The Interstate 35 corridor between Austin and San Antonio will add another 600K SF of speculative industrial space with the approval of a local incentive deal Buda and Hays County have signed with Exeter Property Group.

Pennsylvania-based Exeter Property Group focuses on industrial property and distribution hubs. Earlier this year, Exeter closed on a $200M shipping hub for UPS, in North Texas, also supplemented by a local incentive agreement with Arlington.

The Buda industrial project will be on 30 acres east of the US Foods facility. And it will be the first spec industrial space in Buda, according to the Buda EDC. Exeter Buda Land L.P. expects to begin construction of the first 300K SF in early 2018. Exeter expects to invest between $7M and $14M in the first phase of the development.

“Exeter has been interested in development [of] an industrial and distribution complex in the Austin-San Antonio corridor, and we are excited about the potential the Buda site possesses,” Exeter principal Barney Sinclair said in a statement released once the two incentive packages were approved. “Given the nature of businesses that typically lease facilities like this one, it was especially vital that Triple Freeport was recently approved. This helped bring the Buda property to the top of the list of potential sites.”

Triple Freeport takes taxes off inventory that leaves the state within 175 days. The term “triple” means the city, county and school district have agreed to take the inventory off the tax rolls. The Hays Consolidated Independent School District rejected a similar proposal in 1989.

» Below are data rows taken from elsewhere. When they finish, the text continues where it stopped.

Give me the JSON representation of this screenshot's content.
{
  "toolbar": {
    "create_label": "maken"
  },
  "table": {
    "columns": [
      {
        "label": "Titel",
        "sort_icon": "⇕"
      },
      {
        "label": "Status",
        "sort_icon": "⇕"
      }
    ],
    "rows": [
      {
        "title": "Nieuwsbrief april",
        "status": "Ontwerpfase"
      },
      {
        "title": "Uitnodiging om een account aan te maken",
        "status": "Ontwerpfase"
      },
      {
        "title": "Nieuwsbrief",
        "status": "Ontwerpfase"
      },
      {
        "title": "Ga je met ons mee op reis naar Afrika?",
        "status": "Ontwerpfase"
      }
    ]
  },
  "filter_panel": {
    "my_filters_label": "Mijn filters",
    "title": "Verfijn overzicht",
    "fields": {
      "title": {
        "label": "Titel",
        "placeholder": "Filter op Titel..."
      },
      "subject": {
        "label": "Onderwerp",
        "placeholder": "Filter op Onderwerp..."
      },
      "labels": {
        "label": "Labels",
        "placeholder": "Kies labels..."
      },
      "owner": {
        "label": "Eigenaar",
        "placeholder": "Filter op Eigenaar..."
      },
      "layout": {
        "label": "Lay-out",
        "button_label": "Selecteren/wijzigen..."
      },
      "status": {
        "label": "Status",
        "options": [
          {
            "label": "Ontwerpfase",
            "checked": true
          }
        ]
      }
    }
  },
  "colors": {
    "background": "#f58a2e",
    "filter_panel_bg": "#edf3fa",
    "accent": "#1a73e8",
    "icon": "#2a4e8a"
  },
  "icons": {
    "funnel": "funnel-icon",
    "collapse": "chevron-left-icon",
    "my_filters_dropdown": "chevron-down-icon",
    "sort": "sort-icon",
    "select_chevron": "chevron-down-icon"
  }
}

Incentives were approved under Chapter 381 of the Texas tax code, which authorizes county industrial commissions for midsize counties. Buda will rebate funds for infrastructure and at the point when the first client is secured. Hays County will rebate a portion of property taxes.

The maximum amount of the tax incentives will be $125,000 for both city and county. According to the Texas Taxpayers and Research Association, freeport exemptions prevented about $30.3B from being put in Texas school district tax rolls in 2016, about 1% of the state's total market value.